Review of You Always Try to Kill Me in Your Dreams by Carlton Mellick III

Solid storytelling in this novella, with some slasher concepts a la Nightmare on Elm St. His books of late have all had a Goosebumps for Adults vibe, which is not a disparagement.

In YATTKMIYD, CM3 satirizes the distinctly American college-age pursuit of perpetual drunkenness. He is a good writer in my opinion not because of polished sentences or deep philosophy, but in respect to his ability to create believable characters. You will hate some of them and root for others. Any author who is able to design a character to elicit a response from the reader is usually also able to design a plot to do the same. Well-couched in genre fiction, Mellick still manages to avoid some clichés, while embracing others, mixing the expected with the unexpected, fan service with surprises. The ending was open to interpretation, but much more interesting than the rest of the book. I felt for Elias, our protagonist, as he is gaslighted and abused. This theme of putting the main character through a hellscape of slightly skewed modern life has been repeated throughout his oeuvre, and is mightily convincing here. The present tense perspective felt a bit too faddish though.
As usual, the book capitalizes on humor, gross-out factor, and some goofy violence. Most characters act the way characters typically act in horror films, which is to say they seem determined to sprint toward their own inevitable demise.
Of course it was not non-stop fun. The way several characters repeatedly glance at or mess around with their electronic devices multiple times per page became irksome. I read books in order to escape this irritating behavior. Of course, Mellick sees the phenomenon in our culture and puts it in his book. It is an alternate history of now, where the bleak reality of living is too egregious to tolerate on a daily basis, and young, aimless students can’t face the void of ineluctable adulthood.
Aside from the virtual instructor who elicited laughs, I noticed the inclusion of side characters illustrating various layers of youth, whose radical activism and ennui is bloodborne and recursive throughout, coupled with such contemporaneous tics as that peculiar modern mental disease which causes some people to utter the word “bro” at the end of every sentence.

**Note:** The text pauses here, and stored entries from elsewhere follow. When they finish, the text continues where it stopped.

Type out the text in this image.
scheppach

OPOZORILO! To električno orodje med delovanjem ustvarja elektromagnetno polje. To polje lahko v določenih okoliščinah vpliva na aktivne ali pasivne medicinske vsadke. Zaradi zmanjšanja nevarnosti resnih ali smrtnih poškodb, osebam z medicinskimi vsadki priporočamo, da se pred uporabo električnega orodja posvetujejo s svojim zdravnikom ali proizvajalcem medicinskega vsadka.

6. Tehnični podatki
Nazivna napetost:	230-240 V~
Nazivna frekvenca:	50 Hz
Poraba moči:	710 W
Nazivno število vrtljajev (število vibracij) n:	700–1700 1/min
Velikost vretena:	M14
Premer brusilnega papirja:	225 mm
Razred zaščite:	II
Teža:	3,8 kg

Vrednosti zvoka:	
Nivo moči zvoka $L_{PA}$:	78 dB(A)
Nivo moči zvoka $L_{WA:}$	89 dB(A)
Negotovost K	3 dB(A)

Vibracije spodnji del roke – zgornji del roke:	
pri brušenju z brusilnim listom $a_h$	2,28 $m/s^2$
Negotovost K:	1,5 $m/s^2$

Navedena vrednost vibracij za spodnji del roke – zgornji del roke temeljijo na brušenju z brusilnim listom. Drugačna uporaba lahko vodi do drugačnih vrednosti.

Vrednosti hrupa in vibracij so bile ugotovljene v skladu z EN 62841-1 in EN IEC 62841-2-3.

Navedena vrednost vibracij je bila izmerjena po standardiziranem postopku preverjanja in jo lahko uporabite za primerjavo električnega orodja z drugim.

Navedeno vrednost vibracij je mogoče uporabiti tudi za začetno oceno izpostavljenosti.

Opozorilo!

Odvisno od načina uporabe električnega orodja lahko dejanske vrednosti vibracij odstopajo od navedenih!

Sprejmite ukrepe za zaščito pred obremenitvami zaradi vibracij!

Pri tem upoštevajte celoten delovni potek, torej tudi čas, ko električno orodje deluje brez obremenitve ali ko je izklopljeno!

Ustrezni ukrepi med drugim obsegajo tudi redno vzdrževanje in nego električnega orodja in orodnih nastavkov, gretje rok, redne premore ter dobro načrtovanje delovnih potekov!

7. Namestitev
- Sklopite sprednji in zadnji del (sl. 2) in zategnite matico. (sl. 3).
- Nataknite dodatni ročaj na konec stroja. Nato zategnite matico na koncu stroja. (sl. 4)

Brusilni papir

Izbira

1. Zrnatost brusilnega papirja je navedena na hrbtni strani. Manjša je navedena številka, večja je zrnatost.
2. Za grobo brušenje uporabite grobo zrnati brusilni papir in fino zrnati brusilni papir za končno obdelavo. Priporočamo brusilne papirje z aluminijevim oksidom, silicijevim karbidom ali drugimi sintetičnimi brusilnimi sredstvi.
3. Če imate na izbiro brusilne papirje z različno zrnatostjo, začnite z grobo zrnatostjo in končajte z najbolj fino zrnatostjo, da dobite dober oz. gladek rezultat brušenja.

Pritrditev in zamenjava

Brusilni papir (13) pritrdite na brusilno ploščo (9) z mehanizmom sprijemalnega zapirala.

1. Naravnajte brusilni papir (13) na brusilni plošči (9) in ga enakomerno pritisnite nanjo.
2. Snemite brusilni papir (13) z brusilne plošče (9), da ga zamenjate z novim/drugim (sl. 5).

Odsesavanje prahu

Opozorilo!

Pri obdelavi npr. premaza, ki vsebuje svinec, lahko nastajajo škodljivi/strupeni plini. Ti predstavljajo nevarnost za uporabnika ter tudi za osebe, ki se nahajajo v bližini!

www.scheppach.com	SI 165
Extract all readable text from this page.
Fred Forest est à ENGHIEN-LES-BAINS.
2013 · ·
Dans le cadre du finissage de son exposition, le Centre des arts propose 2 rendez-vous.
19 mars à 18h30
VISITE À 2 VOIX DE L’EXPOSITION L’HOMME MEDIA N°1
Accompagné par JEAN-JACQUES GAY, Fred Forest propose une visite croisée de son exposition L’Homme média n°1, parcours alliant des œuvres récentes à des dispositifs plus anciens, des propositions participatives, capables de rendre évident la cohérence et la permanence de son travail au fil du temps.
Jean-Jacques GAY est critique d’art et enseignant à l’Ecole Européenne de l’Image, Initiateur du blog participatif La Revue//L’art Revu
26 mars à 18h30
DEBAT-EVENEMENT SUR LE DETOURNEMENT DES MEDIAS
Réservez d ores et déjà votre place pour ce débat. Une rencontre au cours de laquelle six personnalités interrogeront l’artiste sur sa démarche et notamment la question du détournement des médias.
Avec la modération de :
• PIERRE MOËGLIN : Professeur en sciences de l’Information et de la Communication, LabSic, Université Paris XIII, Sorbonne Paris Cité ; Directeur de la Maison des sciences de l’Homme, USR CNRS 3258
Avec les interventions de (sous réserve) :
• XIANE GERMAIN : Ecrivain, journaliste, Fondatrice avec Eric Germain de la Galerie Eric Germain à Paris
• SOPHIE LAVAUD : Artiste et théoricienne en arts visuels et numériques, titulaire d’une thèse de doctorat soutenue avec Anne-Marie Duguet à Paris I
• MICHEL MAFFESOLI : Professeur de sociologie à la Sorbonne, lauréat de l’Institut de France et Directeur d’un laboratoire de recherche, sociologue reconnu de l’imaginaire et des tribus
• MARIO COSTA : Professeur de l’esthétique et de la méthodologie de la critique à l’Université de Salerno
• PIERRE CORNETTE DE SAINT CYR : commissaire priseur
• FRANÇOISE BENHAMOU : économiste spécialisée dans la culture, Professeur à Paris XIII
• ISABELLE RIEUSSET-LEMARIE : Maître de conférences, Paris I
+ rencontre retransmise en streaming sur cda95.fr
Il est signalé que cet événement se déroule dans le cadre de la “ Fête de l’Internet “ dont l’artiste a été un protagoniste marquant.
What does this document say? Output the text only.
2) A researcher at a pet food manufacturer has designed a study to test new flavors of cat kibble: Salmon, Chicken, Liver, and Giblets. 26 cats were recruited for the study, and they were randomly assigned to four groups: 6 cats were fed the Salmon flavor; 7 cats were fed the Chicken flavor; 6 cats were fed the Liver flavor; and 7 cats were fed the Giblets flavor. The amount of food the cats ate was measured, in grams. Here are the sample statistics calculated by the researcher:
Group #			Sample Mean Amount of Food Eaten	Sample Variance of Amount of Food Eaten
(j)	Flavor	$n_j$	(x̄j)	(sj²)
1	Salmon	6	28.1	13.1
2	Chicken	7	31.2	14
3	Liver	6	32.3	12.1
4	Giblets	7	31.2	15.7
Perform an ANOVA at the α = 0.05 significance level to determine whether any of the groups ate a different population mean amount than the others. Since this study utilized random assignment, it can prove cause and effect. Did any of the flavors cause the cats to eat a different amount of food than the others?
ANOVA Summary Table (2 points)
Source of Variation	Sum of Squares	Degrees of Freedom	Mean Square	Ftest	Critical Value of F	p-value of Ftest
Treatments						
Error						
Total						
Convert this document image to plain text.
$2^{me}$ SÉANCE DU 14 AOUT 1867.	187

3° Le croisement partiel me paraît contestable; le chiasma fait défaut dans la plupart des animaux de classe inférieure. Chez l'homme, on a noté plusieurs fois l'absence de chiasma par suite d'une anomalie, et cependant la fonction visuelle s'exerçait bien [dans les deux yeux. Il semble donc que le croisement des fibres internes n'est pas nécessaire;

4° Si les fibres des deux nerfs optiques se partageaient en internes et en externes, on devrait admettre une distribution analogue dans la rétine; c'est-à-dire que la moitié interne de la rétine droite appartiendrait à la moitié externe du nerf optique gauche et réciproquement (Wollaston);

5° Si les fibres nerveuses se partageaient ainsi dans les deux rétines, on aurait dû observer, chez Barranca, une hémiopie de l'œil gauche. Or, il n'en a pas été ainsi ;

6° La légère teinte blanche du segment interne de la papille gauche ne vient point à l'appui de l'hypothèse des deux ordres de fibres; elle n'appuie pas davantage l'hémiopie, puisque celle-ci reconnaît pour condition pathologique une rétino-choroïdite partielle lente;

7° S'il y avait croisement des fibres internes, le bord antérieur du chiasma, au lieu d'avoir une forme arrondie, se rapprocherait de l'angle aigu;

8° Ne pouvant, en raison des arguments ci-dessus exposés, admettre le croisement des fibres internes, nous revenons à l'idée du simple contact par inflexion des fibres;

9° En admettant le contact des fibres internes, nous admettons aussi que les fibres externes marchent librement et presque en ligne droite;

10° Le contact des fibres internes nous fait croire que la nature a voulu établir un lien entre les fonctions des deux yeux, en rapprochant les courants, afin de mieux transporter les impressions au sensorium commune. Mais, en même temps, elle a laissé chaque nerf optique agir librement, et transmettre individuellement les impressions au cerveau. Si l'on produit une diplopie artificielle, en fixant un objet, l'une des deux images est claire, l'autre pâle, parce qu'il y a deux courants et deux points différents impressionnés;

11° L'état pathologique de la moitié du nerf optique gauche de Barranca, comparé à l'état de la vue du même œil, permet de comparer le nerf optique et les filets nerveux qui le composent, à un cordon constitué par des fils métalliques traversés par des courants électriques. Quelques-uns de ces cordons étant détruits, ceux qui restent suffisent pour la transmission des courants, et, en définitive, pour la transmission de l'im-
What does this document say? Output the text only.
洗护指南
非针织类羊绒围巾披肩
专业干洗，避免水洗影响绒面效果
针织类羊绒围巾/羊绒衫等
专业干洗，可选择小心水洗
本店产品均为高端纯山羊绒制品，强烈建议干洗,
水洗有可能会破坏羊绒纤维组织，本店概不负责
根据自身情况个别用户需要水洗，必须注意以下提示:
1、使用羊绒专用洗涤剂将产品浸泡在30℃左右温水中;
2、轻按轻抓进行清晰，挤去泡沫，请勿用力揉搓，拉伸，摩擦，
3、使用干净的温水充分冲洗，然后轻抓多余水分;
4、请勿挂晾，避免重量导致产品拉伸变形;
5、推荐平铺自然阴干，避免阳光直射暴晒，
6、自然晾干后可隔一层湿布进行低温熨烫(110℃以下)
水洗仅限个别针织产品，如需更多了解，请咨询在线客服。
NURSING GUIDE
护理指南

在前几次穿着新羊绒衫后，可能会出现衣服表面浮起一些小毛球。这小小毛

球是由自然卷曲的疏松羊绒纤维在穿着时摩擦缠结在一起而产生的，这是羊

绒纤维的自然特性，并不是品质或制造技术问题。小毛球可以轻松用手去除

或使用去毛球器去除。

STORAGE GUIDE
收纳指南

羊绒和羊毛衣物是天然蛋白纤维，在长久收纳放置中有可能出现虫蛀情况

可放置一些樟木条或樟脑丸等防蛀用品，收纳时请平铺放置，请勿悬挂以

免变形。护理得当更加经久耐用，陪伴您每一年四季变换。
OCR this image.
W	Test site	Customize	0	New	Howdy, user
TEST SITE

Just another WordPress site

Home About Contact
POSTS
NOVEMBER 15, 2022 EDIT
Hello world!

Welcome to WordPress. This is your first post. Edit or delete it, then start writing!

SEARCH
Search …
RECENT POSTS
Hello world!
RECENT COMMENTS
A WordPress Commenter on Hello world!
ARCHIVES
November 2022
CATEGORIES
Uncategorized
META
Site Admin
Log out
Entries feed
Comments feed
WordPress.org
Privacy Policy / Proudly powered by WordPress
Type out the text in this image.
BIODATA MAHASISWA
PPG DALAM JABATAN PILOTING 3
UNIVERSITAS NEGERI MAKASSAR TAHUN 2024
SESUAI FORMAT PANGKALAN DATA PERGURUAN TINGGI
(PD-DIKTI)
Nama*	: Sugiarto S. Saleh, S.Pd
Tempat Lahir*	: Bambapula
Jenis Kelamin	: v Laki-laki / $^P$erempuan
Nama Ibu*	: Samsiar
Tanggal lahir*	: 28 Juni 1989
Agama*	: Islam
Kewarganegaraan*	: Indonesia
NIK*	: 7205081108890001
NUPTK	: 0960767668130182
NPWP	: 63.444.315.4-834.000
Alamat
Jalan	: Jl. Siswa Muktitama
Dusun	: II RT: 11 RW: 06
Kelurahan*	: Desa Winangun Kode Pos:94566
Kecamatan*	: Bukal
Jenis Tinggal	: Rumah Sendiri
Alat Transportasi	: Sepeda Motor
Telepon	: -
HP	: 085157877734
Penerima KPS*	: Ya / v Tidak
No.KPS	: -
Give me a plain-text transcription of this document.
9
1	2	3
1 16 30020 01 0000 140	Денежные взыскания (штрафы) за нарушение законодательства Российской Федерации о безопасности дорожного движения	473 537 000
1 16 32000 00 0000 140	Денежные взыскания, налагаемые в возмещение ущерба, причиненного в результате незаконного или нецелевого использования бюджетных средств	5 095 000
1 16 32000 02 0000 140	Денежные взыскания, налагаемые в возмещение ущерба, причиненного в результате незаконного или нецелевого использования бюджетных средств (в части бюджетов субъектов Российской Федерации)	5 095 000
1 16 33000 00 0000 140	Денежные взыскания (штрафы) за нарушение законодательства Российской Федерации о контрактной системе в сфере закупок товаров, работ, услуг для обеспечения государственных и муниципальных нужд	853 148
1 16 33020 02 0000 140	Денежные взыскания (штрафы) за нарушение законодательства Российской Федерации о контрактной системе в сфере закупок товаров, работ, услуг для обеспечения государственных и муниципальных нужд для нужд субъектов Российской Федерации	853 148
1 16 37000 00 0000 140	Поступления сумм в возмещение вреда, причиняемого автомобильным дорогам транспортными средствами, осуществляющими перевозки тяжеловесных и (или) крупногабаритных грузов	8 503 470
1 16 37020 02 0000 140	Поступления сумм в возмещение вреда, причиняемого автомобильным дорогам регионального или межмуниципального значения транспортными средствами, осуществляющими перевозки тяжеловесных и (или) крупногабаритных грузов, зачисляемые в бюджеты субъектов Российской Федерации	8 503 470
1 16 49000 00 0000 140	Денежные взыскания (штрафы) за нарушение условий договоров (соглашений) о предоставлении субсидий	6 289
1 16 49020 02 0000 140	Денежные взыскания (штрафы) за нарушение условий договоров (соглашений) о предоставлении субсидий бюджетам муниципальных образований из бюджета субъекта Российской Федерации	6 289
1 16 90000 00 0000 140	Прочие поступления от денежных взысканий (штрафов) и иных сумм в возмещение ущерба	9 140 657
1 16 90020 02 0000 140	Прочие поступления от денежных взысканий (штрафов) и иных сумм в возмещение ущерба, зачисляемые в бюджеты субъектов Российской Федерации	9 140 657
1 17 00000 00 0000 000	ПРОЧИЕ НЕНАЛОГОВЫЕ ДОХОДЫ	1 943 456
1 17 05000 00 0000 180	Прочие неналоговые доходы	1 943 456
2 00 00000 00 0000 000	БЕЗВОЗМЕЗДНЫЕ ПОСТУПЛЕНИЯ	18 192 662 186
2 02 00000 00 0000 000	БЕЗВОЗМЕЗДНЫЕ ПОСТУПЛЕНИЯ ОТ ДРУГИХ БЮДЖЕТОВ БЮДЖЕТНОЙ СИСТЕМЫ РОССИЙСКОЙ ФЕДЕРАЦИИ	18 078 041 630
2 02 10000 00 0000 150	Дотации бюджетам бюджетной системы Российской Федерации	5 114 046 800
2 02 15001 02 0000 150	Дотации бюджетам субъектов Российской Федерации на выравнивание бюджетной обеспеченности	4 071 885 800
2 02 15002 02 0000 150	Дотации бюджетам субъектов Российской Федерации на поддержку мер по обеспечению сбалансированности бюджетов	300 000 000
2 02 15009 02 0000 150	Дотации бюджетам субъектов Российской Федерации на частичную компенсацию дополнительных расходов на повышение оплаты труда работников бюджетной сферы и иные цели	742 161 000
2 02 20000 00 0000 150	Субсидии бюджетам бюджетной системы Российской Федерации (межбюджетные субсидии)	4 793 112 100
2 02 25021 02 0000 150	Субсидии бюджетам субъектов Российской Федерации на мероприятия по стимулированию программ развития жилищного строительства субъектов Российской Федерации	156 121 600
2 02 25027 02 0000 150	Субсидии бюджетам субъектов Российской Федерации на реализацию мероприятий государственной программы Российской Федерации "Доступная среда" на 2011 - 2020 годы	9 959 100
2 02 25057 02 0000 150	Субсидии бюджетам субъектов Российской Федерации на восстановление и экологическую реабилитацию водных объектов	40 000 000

In terms of flaws: Roe’s penchant for dream-slaughter ceases rather abruptly. She awakes into a dream consciousness, departing from her instinctive behavior into full awareness of her dual nature. It seems that her partial spontaneous combustion was an arbitrary constraint lacking purpose. Several aspects of the scenario were not fully fleshed, and the ending flew by. He could have carried it further, but the last line of the book stirred a lot of emotion.